Odetchnąłem z ulgą. Nie myślałem że im się to aż tak spodoba. Chciałem ich jakoś uciszyć, więc wpadłem na pewien pomysł.
- Dobra cisza! Kto chce się przejechać moim kładem?- spytałem, a oni w jednej chwili się uciszyli i zaczęli znowu krzyczeć ,,Ja! Ja!". Wyszliśmy zostawiając Stu żeby mógł sobie spokojnie poczytać. Mam nadzieję że szybko mu się to nie znudzi. Otworzyłem garaż, a oni zaczęli prawie że skakać z zachwytu.

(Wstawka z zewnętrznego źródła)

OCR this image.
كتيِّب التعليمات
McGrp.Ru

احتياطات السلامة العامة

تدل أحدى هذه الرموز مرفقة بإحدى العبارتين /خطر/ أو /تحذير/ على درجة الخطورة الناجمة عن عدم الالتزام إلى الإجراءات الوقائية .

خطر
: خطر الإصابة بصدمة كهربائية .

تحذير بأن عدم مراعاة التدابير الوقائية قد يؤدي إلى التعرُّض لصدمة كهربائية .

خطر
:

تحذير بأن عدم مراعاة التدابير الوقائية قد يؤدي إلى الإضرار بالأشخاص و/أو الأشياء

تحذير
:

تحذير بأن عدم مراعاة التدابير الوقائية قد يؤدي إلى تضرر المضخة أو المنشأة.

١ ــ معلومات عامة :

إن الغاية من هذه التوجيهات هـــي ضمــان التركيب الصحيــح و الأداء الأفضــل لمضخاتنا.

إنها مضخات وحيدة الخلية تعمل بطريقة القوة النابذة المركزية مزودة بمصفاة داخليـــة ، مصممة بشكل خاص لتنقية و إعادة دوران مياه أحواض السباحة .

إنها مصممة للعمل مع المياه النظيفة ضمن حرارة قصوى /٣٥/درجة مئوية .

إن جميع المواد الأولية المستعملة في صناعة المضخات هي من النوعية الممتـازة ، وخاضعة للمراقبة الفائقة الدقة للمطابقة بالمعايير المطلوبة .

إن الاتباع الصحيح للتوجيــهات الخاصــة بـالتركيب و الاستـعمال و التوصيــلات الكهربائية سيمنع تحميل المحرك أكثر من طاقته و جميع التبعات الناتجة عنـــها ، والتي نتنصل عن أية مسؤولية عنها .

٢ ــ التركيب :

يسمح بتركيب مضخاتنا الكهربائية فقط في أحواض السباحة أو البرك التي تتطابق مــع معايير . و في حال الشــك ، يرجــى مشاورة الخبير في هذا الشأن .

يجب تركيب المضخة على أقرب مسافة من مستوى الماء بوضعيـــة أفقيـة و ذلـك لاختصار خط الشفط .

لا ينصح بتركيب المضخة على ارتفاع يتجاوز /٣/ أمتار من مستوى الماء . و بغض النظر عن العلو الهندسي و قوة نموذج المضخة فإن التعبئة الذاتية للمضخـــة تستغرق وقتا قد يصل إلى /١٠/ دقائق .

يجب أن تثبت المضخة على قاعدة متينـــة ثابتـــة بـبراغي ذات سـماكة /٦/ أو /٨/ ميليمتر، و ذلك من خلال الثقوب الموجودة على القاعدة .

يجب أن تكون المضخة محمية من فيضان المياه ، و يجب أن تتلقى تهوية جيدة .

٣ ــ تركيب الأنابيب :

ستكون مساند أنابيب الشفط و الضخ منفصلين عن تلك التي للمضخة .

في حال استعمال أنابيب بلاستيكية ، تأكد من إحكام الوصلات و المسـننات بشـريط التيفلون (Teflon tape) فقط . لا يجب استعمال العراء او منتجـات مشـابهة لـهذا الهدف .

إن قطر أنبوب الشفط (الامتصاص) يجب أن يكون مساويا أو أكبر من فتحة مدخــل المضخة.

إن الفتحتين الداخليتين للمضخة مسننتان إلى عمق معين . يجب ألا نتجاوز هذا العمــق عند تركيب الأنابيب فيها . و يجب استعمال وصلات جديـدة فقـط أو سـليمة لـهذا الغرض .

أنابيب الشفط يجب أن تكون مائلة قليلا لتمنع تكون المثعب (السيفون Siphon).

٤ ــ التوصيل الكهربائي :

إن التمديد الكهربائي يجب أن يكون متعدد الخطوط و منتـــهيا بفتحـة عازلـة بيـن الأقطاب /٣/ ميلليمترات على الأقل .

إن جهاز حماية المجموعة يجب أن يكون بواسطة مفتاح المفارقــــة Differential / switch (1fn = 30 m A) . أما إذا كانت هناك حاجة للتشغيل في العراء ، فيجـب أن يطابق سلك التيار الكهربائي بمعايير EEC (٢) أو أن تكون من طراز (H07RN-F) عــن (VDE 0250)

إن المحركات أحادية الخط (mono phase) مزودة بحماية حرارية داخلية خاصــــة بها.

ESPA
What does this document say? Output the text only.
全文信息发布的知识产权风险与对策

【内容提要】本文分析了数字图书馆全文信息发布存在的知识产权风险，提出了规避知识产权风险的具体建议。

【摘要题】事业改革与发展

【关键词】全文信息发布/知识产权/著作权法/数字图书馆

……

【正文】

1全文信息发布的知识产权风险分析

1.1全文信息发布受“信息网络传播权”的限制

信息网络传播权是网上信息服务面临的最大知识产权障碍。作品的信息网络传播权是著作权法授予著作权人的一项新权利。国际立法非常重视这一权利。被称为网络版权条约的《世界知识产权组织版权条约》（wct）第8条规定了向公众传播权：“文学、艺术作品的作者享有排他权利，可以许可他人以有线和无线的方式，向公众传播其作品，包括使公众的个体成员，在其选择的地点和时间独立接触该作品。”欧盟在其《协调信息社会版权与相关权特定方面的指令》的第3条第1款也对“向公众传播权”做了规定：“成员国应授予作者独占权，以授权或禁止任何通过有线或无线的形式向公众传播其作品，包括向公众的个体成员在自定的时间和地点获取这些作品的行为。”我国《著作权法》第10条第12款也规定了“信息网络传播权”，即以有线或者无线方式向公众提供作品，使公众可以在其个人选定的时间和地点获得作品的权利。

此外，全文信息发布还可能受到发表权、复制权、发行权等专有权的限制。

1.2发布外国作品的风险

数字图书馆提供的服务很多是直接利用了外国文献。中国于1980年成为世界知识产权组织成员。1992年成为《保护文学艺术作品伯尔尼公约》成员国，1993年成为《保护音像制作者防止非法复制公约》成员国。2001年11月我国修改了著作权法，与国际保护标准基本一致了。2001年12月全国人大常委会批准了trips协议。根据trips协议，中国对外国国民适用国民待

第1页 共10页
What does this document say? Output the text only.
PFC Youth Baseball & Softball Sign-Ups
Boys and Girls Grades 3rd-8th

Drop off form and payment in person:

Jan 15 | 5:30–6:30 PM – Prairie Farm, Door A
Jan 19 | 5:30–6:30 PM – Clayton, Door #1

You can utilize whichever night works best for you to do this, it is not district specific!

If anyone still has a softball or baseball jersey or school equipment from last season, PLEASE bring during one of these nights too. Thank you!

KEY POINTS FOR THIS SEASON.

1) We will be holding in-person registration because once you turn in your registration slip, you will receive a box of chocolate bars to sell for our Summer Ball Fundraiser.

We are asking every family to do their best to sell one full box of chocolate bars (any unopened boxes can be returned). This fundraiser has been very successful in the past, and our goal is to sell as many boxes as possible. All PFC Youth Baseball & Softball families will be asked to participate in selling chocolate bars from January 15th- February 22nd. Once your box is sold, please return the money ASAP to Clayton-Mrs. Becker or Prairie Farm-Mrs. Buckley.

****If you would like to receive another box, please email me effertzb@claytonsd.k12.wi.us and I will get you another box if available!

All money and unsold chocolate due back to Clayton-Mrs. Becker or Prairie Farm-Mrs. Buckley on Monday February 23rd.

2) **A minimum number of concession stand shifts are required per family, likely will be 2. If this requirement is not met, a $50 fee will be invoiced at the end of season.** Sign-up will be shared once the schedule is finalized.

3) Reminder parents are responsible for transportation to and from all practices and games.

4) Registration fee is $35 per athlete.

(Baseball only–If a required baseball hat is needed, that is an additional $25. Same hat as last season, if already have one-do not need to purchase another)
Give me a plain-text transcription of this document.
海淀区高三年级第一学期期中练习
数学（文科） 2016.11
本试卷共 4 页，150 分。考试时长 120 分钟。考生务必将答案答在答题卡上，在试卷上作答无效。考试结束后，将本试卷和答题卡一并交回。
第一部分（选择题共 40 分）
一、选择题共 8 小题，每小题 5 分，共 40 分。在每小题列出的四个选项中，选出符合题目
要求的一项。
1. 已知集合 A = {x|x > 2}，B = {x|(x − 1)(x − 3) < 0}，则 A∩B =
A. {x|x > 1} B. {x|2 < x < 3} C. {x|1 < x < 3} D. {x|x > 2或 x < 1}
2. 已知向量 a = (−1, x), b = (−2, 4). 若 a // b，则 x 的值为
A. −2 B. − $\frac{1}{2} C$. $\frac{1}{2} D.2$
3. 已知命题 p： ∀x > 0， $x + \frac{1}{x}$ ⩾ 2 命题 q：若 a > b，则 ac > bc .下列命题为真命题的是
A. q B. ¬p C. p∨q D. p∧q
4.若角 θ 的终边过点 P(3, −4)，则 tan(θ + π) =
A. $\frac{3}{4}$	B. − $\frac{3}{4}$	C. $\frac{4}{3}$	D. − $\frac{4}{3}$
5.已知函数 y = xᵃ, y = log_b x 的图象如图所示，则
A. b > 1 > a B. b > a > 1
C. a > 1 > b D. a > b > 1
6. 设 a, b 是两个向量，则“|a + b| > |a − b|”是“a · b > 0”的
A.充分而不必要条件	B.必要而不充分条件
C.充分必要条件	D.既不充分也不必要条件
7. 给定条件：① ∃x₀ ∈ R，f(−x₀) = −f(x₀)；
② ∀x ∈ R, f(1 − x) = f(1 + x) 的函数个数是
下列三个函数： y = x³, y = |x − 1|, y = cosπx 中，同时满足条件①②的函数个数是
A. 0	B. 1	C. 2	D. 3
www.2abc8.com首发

- Okej chłopaki, tylko ja prowadzę bo nie mam pewności czy z waszymi zdolnościami go szybko nie rozdupczycie- zaśmiałem się. Pierwszy był Nivan. Pojechałem z nimi na wyżyny na polach. Gdy tak skakaliśmy raz prawie nie zleciał. Gdy przyjechaliśmy John pękał ze śmiechu. Mało brakowało a tarzał by się po ziemi. Teraz John. Gdy wyskoczyliśmy raz zleciał i biegł za mną. Nie słyszałem i jechałem dalej a on za mną... Po dwóch godzinach wróciliśmy do akademii. Poszedłem do pokoju żeby się trochę zagrzać, a oni poszli do swoich dziewczyn. Stu jeszcze czytał. Z tego co zauważyłem był prawie w połowie pierwszej części.
- Ty chyba nigdy nie odrywasz się od książki nawet na sekundę- uśmiechnąłem się zdejmując kurtkę do jeżdżenia na quadzie.